Role of the Examiner
The subject of the PTS also offers the CFI an opportunity to discuss the role of the examiner who plays an important role in the FAA’s mission of promoting aviation safety by administering FAA practical tests for pilot and flight instructor certificates and associated ratings. To satisfy the need for pilot testing and certification services, the FAA delegates certain of these responsibilities to private individuals who are not FAA employees.
Appointed in accordance with 14 CFR section 183.23, a designated pilot examiner (DPE) is an individual who meets the qualification requirements of the Pilot Examiner’s Handbook, Order 8710.3, and who:
- Is technically qualified.
- Holds all pertinent category, class, and type ratings for each aircraft related to their designation.
- Meets requirements of 14 CFR part 61, sections 61.56, 61.57, and 61.58, as appropriate.
- Is current and qualified to act as pilot in command (PIC) of each aircraft for which they are authorized.
- Maintains at least a third-class medical certificate if required.
- Maintains a current flight instructor certificate, if required.
Designated to perform specific pilot certification tasks on behalf of the FAA, a DPE may charge a reasonable fee. Generally, a DPE’s authority is limited to accepting applications and conducting practical tests leading to the issuance of specific pilot certificates and/or ratings. The majority of FAA practical tests at the private and commercial pilot level are administered by DPEs, following FAA provided test standards.
DPE candidates must have good industry reputations for professionalism, integrity, a demonstrated willingness to serve the public, and adhere to FAA policies and procedures in certification matters. The FAA expects the DPE to administer practical tests with the same degree of professionalism, using the same methods, procedures, and standards as an FAA aviation safety inspector (ASI).
Role of the Certificated Flight Instructor (CFI)
The FAA places full responsibility for student flight training on the shoulders of the CFI, who is the cornerstone of aviation safety. It is the job of the flight instructor to train the student in all the knowledge areas and teach the skills necessary for the student to operate safely and competently as a certificated pilot in the NAS. The training is not limited to airmanship skills, but includes pilot judgment and decision-making and good operating practices.

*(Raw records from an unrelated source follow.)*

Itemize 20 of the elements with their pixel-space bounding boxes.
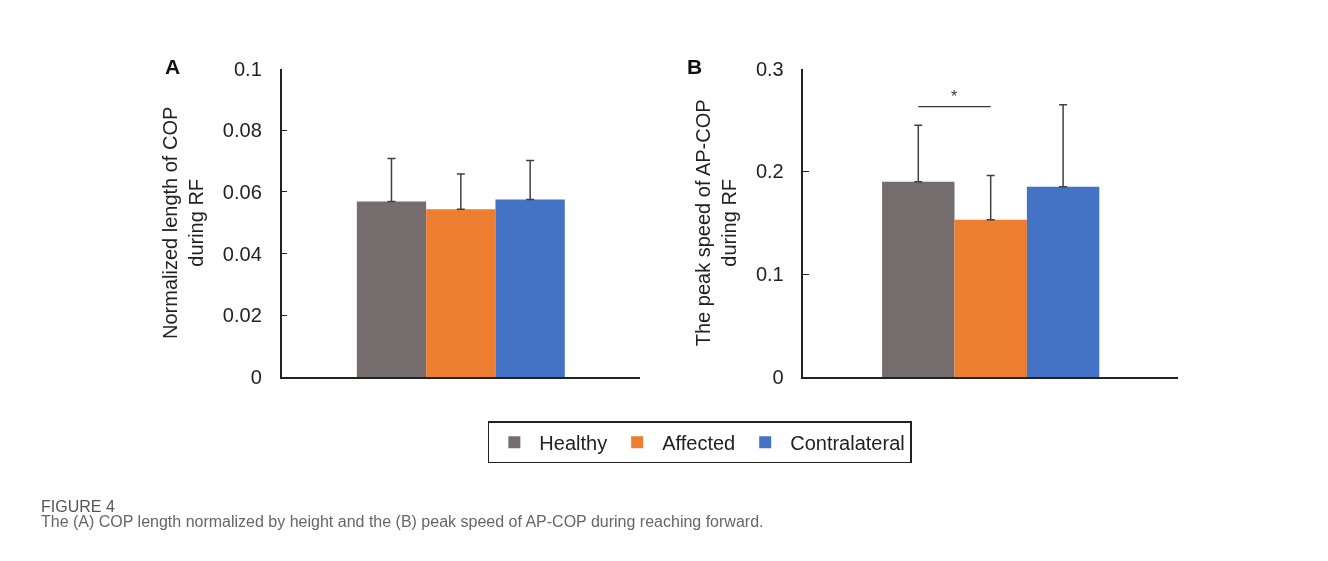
legend-label: Affected	[662, 432, 736, 454]
y-tick-label: 0.04	[222, 242, 262, 265]
chart-title: B	[687, 55, 703, 78]
y-tick-label: 0.06	[222, 180, 262, 203]
y-tick-label: 0.2	[755, 160, 784, 183]
legend-label: Healthy	[539, 432, 608, 454]
y-tick-label: 0.3	[755, 57, 784, 80]
y-tick-label: 0.1	[233, 57, 262, 80]
y-tick-label: 0	[772, 365, 784, 388]
caption: FIGURE 4	[41, 498, 115, 515]
text: The (A) COP length normalized by height and the (B) peak speed of AP-COP during reaching forward.	[41, 513, 764, 530]
y-tick-label: 0.1	[755, 263, 784, 286]
y-tick-label: 0.02	[222, 304, 262, 327]
y-axis-title: The peak speed of AP-COP during RF	[691, 99, 740, 347]
y-axis-title: Normalized length of COP during RF	[158, 106, 207, 339]
legend-label: Contralateral	[790, 432, 905, 454]
annotation: *	[951, 88, 958, 105]
y-tick-label: 0	[250, 365, 262, 388]
y-tick-label: 0.08	[222, 119, 262, 142]
chart-title: A	[165, 55, 181, 78]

A pilot training program depends on the quality of the ground and flight instruction the student receives. A competent instructor must possess a thorough understanding of the learning process, knowledge of the fundamentals of teaching, and the ability to communicate effectively with the student. He or she uses a syllabus and teaching style that embodies the “building block” method of instruction. In this method, the student progresses from the unknown to the known via a course of instruction laid out in such a way that each new maneuver embodies the principles involved in the performance of maneuvers previously learned. Thus, with the introduction of each new subject, the student not only learns a new principle or technique, but also broadens his or her application of those principles or techniques previously learned.
Insistence on correct techniques and procedures from the beginning of training by the CFI ensures the student develops proper habit patterns. Any deficiencies in maneuvers or techniques must immediately be emphasized and corrected. A CFI serves as a role model for the student who observes the flying habits of his or her flight instructor during flight instruction, as well as when the instructor conducts other pilot operations. Thus, the CFI becomes a model of flying proficiency for the student who, consciously or unconsciously, attempts to imitate the instructor. The CFI’s advocacy and description of safety practices mean little to a student if the instructor does not demonstrate them consistently. For this reason, CFIs must observe recognized safety practices, as well as regulations during all flight operations.
An appropriately rated CFI is responsible for training the pilot applicant to acceptable standards in all subject matter areas, procedures, and maneuvers included in the tasks within the appropriate PTS. Because of the impact of their teaching activities in developing safe, proficient pilots, flight instructors should exhibit a high level of knowledge, skill, and the ability to impart that knowledge and skill to students.
Additionally, the flight instructor must certify that the applicant is able to perform safely as a pilot and is competent to pass the required practical test. Throughout the applicant’s training, the CFI is responsible for emphasizing the performance of effective visual scanning, collision avoidance, and runway incursion avoidance procedures.
Anyone who enrolls in a pilot training program commits considerable time, effort, and expense to earn a pilot certificate. Many times an individual judges the effectiveness of the flight instructor and the success of the pilot training program based on his or her ability to pass the requisite FAA practical test. A truly professional flight instructor stresses to the student that practical tests are a sampling of pilot ability compressed into a short period of time. The goal of a CFI is to train the “total” pilot.